Miró aquella cara y experimentó la sensación de que podía perderse en ella. Había un universo prometido en su expresión, un universo que hablaba de paz, tranquilidad y evasión. Sin saber lo que hacía, Mateo cerró los ojos, juntó las manos y trató de rezar, rezar por una sola cosa: ¡Déjame vivir! Déjame vivir y me enmendaré

Cuando abrió los ojos, la cara aún le miraba con el mismo escepticismo distante. Apartó la vista de la pared y pasó una mano sobre la chaqueta. Después, extrajo del maletín la cajita plateada, depositó un poco de polvillo sobre la tapa y lo aspiró mediante un pequeño tubo metálico. Notó una repentina euforia, una euforia que antes había sido puro placer, y ahora sólo era una liberación del dolor. Volvió a aspirar y las lágrimas empezaron a resbalar por su rostro. Fue a la mesa, cogió un pañuelo de papel y las secó. Después, se sentó y esperó. Hasta que fuera la hora, hasta que se sintiera mejor, más en forma. El suave e insistente murmullo de la multitud, las melodías metálicas discordantes de una orquestina, se oían al otro lado del cuarto.

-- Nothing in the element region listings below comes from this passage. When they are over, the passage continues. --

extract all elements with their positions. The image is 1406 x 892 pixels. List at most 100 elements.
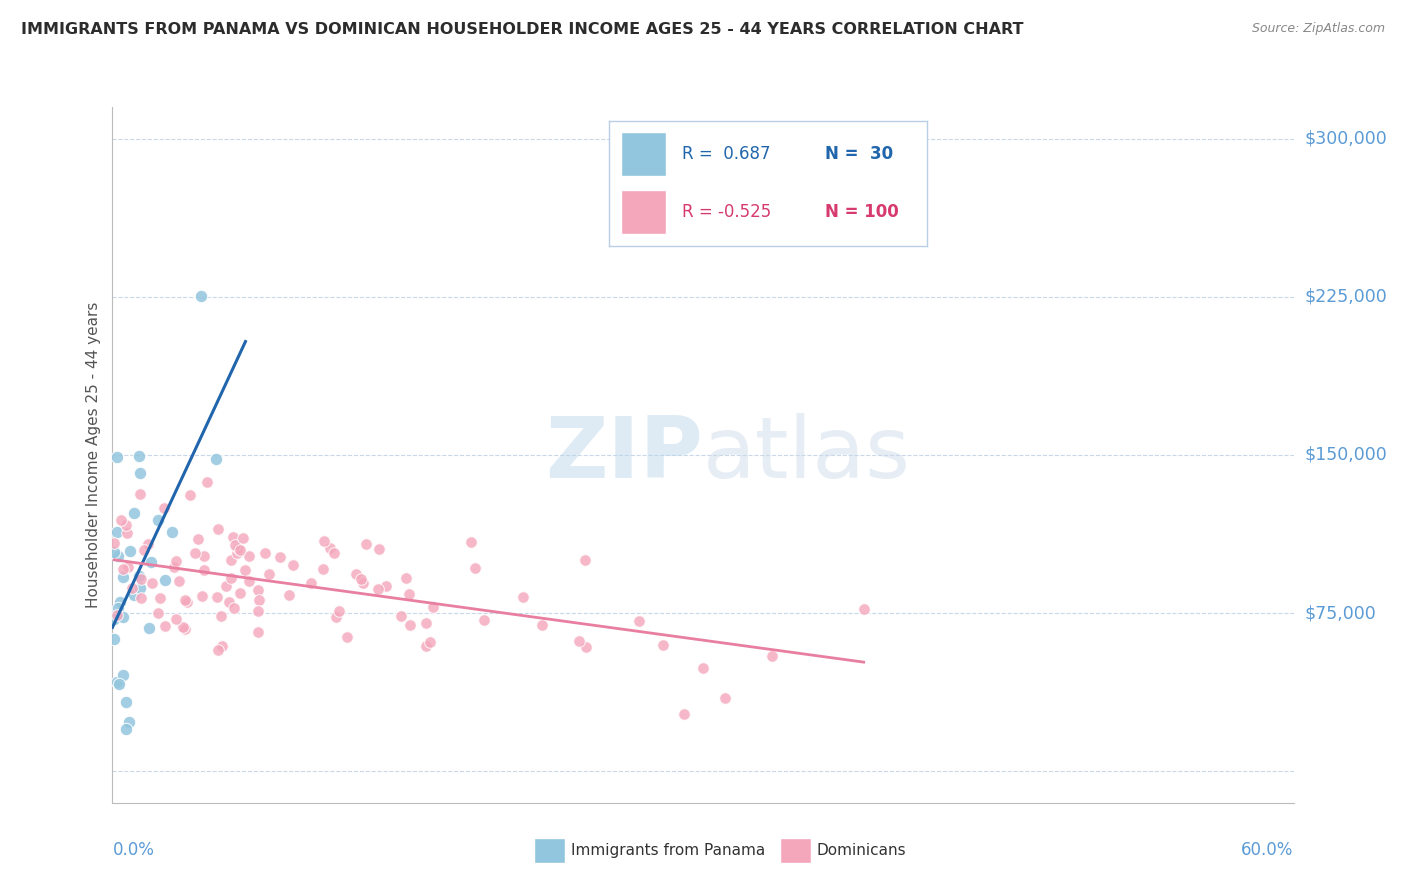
Point <box>761 648 783 663</box>
Point <box>121 581 143 595</box>
Point <box>247 583 270 598</box>
Point <box>193 563 215 577</box>
Point <box>112 562 135 576</box>
Point <box>107 549 129 563</box>
Point <box>209 608 232 623</box>
Point <box>103 611 125 625</box>
Point <box>253 546 276 560</box>
Point <box>374 579 396 593</box>
Point <box>692 661 714 675</box>
Point <box>115 525 138 540</box>
Point <box>169 574 191 588</box>
Point <box>191 589 214 603</box>
Point <box>112 610 135 624</box>
Point <box>226 541 249 556</box>
Text: atlas: atlas <box>703 413 911 497</box>
Point <box>207 522 229 536</box>
Point <box>207 643 229 657</box>
Point <box>103 545 125 559</box>
Point <box>238 549 260 563</box>
Point <box>138 622 160 636</box>
Point <box>111 570 134 584</box>
Point <box>219 571 242 585</box>
Point <box>299 576 322 591</box>
Point <box>352 576 374 591</box>
Point <box>319 541 342 555</box>
Text: Dominicans: Dominicans <box>817 843 907 857</box>
Point <box>464 561 486 575</box>
Text: $75,000: $75,000 <box>1305 604 1376 622</box>
Point <box>129 581 152 595</box>
Point <box>247 593 270 607</box>
Point <box>155 574 177 588</box>
Text: ZIP: ZIP <box>546 413 703 497</box>
Point <box>107 675 129 690</box>
Point <box>117 560 139 574</box>
Point <box>568 634 591 648</box>
Point <box>229 586 252 600</box>
Point <box>368 542 391 557</box>
Point <box>415 640 437 654</box>
Point <box>174 623 197 637</box>
Point <box>107 600 129 615</box>
Point <box>238 574 260 588</box>
Point <box>115 517 138 532</box>
Point <box>312 562 335 576</box>
Point <box>224 539 246 553</box>
Point <box>257 567 280 582</box>
Point <box>115 694 138 708</box>
Point <box>108 676 131 690</box>
Point <box>172 620 194 634</box>
Text: Immigrants from Panama: Immigrants from Panama <box>571 843 765 857</box>
Point <box>165 612 187 626</box>
Point <box>218 595 240 609</box>
Point <box>652 638 675 652</box>
Point <box>124 588 146 602</box>
Point <box>115 722 138 736</box>
Point <box>344 566 367 581</box>
Point <box>131 591 153 605</box>
Point <box>325 610 347 624</box>
Point <box>122 506 145 520</box>
Point <box>141 576 163 591</box>
Point <box>222 600 245 615</box>
Point <box>574 553 596 567</box>
Point <box>278 588 301 602</box>
Point <box>179 488 201 502</box>
Point <box>852 602 875 616</box>
Text: 60.0%: 60.0% <box>1241 841 1294 859</box>
Point <box>146 606 169 620</box>
Point <box>367 582 389 596</box>
Point <box>419 634 441 648</box>
Point <box>163 559 186 574</box>
Point <box>184 546 207 560</box>
Point <box>132 542 155 557</box>
Text: IMMIGRANTS FROM PANAMA VS DOMINICAN HOUSEHOLDER INCOME AGES 25 - 44 YEARS CORREL: IMMIGRANTS FROM PANAMA VS DOMINICAN HOUS… <box>21 22 1024 37</box>
Text: $300,000: $300,000 <box>1305 129 1388 148</box>
Point <box>107 607 129 622</box>
Point <box>146 513 169 527</box>
Point <box>233 563 256 577</box>
Point <box>222 530 245 544</box>
Point <box>714 691 737 706</box>
Point <box>195 475 218 489</box>
Point <box>232 531 254 545</box>
Point <box>103 535 125 549</box>
Text: Source: ZipAtlas.com: Source: ZipAtlas.com <box>1251 22 1385 36</box>
Point <box>149 591 172 606</box>
Point <box>153 501 176 516</box>
Point <box>111 668 134 682</box>
Point <box>281 558 304 572</box>
Point <box>207 590 229 604</box>
Point <box>190 289 212 303</box>
Text: $225,000: $225,000 <box>1305 288 1388 306</box>
Point <box>128 449 150 463</box>
Point <box>389 608 412 623</box>
Point <box>354 537 377 551</box>
Point <box>219 553 242 567</box>
Point <box>155 618 177 632</box>
Point <box>314 533 336 548</box>
Point <box>228 542 250 557</box>
Y-axis label: Householder Income Ages 25 - 44 years: Householder Income Ages 25 - 44 years <box>86 301 101 608</box>
Point <box>399 618 422 632</box>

Era el Guapo. Había matado toros a lo largo y ancho de España, sin apenas recibir una herida. Había recibido honores en el ruedo reservados únicamente a los mejores, al Cordobés, y tal vez incluso a Manolete.

Jaime Mateo se acercó a la puerta del cuarto, recorrió el largo, estrecho y oscuro pasillo que conducía al círculo luminoso situado al final, y salió a la luz. La multitud estalló. Se pusieron en pie, gritaron, saludaron, las mujeres lanzaron flores, pañuelos y ligas por encima del muro, los vítores atronaron ensordecedores de un extremo del ruedo al otro, desde sol a sombra y viceversa. Los peones, actores secundarios del drama, se acercaron al borde del tendido como rindiéndole honores. Percibió el olor de los caballos, el potente aroma de los excrementos que impregnaba el aire caliente de la tarde. Aquel era el momento, la razón de su existencia, el punto focal de su vida.

Sonrió, sin verlas, para las cámaras de televisión, la sonrisa amplia que aparecería en los programas nocturnos y en las portadas de los periódicos del día siguiente. La sonrisa confiada y victoriosa. La sonrisa de alguien que dominaba el mundo primitivo y cerrado del ruedo.

Por encima de él, por encima de las multitudes excitadas, los comentaristas de televisión empezaron a interpretar, empezaron a explicar el ritual. Estaban bien informados. Ni uno dejó de mencionar que, por primera vez en su larga carrera, el Guapo había abandonado una costumbre inveterada y salía al ruedo con la cabeza descubierta.